Legends, stories, anecdotes are woven through the quilt of veteran and civilian experiences of war. We gain new words from war slang and the same stories are told from war to war with tiny adjustments to make them fresh and current.
These stories are even more interesting when they turn out to be true, like the four listed below.
Monopoly Gives POWs a Get out of Jail Free Card
During WWII, Germany allowed aid agencies, such as the Red Cross, to deliver care packages to prisoners of war in Germany. Those packages were allowed to contain items of recreation.
British intelligence officer, Christopher Clayton Hutton, had a brilliant idea. Concealing items in a board game that would help the POWs get home should they be able to escape.
Waddingtons, a British partner of Parker Bros, was at the time manufacturing Monopoly board games. They were also well known in Britain for their ability with detailed printing on silk. A secret area was set up for quieted employees to make special board games for the POWs. They made shallow indentions under the top graphic paper on which you play and underneath they hid files, a compass, and a map.
Paper maps were unreliable because they were easily damaged and the rustling and crinkling of the paper could be heard, so they made the Monopoly maps out of carefully folded silk. The maps showed routes from the POW camp to safety. These sets even included real currency hidden in the stack of Monopoly money!
Aid workers knew which camps to send the boards to by seemingly innocuous periods after a certain place name on the board. British pilots, before leaving for war, were told that the special sets could be identified by a red dot on the Free Parking space.
Representatives of Waddingtons point out that the sets were smuggled in by fictitious aid agencies because if a set were discovered by Germans for what it really was, they did not want the Red Cross involved. That might have led to the real agency being unable to deliver needed items to the POWs.
The John Waddington Company made other maps and escape aids for the British government during the war. Other games were used to conceal aids to POWs like decks of cards and Snakes and Ladders. Pencils even held very tightly packed maps. Some silk maps were inserted into jackets or the heels of RAF pilot’s boots. It is unknown exactly how many POWs used the maps and escape aids to reach safety, but the estimate is 10,000 out of 35000 former POWs that made it back to safety before the end of the war.
Nazi Herman Goering says that All a Leader Has To Do is . . .
While facing trial in Nuremberg for war crimes, crimes against peace, and crimes against humanity, Herman Goering was interviewed by Gustave Gilbert, a prison psychologist and intelligence officer that spoke German.
Gilbert kept a journal that was later published.
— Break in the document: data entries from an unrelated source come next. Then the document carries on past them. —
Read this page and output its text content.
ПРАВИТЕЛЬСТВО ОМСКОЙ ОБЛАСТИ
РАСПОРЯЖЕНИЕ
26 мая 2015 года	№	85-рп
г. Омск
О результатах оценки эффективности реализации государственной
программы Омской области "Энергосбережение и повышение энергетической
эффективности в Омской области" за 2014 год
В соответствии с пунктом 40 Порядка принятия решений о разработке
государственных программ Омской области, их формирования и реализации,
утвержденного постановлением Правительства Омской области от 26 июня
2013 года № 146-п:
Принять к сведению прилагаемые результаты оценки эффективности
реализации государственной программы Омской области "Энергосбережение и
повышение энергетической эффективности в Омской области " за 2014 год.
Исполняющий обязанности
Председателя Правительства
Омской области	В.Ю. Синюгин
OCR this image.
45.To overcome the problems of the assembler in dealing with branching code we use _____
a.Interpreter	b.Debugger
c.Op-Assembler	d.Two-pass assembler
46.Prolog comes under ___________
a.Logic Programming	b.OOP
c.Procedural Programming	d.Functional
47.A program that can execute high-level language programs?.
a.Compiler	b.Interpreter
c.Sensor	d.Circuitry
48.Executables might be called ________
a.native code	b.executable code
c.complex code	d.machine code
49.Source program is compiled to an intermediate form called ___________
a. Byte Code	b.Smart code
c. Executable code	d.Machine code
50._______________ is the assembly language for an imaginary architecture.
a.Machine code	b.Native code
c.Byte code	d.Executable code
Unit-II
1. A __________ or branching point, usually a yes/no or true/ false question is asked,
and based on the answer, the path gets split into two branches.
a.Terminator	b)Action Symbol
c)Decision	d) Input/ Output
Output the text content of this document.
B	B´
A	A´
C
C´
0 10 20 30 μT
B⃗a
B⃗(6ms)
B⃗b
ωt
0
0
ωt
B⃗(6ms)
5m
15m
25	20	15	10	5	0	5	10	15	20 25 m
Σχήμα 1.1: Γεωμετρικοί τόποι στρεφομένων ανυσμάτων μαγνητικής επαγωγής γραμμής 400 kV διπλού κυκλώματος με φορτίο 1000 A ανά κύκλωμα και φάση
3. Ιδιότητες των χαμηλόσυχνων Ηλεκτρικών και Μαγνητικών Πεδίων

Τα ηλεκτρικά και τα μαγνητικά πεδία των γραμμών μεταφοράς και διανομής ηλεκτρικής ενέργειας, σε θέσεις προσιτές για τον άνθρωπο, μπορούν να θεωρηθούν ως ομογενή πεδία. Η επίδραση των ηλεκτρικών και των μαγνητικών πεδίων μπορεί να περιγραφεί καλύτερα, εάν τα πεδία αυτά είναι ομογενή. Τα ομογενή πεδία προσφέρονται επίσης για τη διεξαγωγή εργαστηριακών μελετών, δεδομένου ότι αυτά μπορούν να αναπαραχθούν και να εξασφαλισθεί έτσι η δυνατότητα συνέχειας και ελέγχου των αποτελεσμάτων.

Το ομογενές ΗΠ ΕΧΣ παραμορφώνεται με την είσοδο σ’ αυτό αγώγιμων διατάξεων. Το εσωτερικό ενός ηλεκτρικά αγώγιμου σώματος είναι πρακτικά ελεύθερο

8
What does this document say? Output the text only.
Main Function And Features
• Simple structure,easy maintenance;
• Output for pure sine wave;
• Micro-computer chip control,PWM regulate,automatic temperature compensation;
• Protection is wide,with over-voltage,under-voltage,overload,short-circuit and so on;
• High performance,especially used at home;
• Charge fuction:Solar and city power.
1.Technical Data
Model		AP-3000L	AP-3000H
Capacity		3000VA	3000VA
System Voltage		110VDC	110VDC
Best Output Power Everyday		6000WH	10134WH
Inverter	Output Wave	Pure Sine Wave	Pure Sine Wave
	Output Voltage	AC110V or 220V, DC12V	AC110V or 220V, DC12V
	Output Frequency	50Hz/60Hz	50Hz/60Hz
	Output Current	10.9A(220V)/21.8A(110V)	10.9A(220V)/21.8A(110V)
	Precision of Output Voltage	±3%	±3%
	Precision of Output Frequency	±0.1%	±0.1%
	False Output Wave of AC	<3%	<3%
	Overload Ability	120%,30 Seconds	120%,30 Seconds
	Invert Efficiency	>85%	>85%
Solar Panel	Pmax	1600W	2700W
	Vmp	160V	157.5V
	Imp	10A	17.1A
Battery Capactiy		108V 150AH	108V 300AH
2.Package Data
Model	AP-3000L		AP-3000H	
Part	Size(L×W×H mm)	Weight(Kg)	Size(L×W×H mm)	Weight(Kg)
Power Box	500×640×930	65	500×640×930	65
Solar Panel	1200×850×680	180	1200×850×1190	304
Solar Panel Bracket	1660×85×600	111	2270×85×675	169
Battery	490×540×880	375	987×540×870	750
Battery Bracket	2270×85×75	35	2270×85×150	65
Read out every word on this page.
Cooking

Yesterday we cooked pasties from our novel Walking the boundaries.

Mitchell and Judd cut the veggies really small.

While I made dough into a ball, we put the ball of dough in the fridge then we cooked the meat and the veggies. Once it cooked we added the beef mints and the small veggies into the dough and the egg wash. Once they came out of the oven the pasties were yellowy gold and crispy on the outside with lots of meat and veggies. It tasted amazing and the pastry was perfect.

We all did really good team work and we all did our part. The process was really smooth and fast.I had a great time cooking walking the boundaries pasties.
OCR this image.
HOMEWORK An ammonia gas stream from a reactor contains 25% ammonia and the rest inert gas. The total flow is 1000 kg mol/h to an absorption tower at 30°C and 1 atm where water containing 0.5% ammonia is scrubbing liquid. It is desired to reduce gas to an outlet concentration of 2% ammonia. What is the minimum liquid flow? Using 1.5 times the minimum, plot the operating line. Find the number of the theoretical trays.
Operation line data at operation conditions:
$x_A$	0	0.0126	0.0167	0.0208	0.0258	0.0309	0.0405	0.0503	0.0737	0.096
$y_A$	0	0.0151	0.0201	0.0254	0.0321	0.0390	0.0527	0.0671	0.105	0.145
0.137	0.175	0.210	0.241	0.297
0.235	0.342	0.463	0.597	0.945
Called the Nuremburg Diary, it consists of notes and quotes written down immediately after conversations with prisoners and also of essays written by the prisoners themselves.
The conversation with Goering revolved around Goering’s need to try to absolve himself of what he had reportedly done. He pleaded with Gilbert that he was not anti-Semitic and that had he known in time he would have tried to stop the events of the holocaust. He said that he did not glorify Hitler and that any remarks he made about killing Jews were temperamental and that there was too much focus on those statements.
When the conversation turned to how the people felt about these atrocities, Gilbert put forth that he didn’t think common people were “thankful for leaders who bring them war and destruction.”
Goering responded “Why, of course, the people don’t want war,” Goering shrugged. “Why would some poor slob on a farm want to risk his life in a war when the best that he can get out of it is to come back to his farm in one piece. Naturally, the common people don’t want war; neither in Russia nor in England nor in America, nor for that matter in Germany. That is understood. But, after all, it is the leaders of the country who determine the policy and it is always a simple matter to drag the people along, whether it is a democracy or a fascist dictatorship or a Parliament or a Communist dictatorship . . . voice or no voice, the people can always be brought to the bidding of the leaders. That is easy. All you have to do is tell them they are being attacked and denounce the pacifists for lack of patriotism and exposing the country to danger. It works the same way in any country.”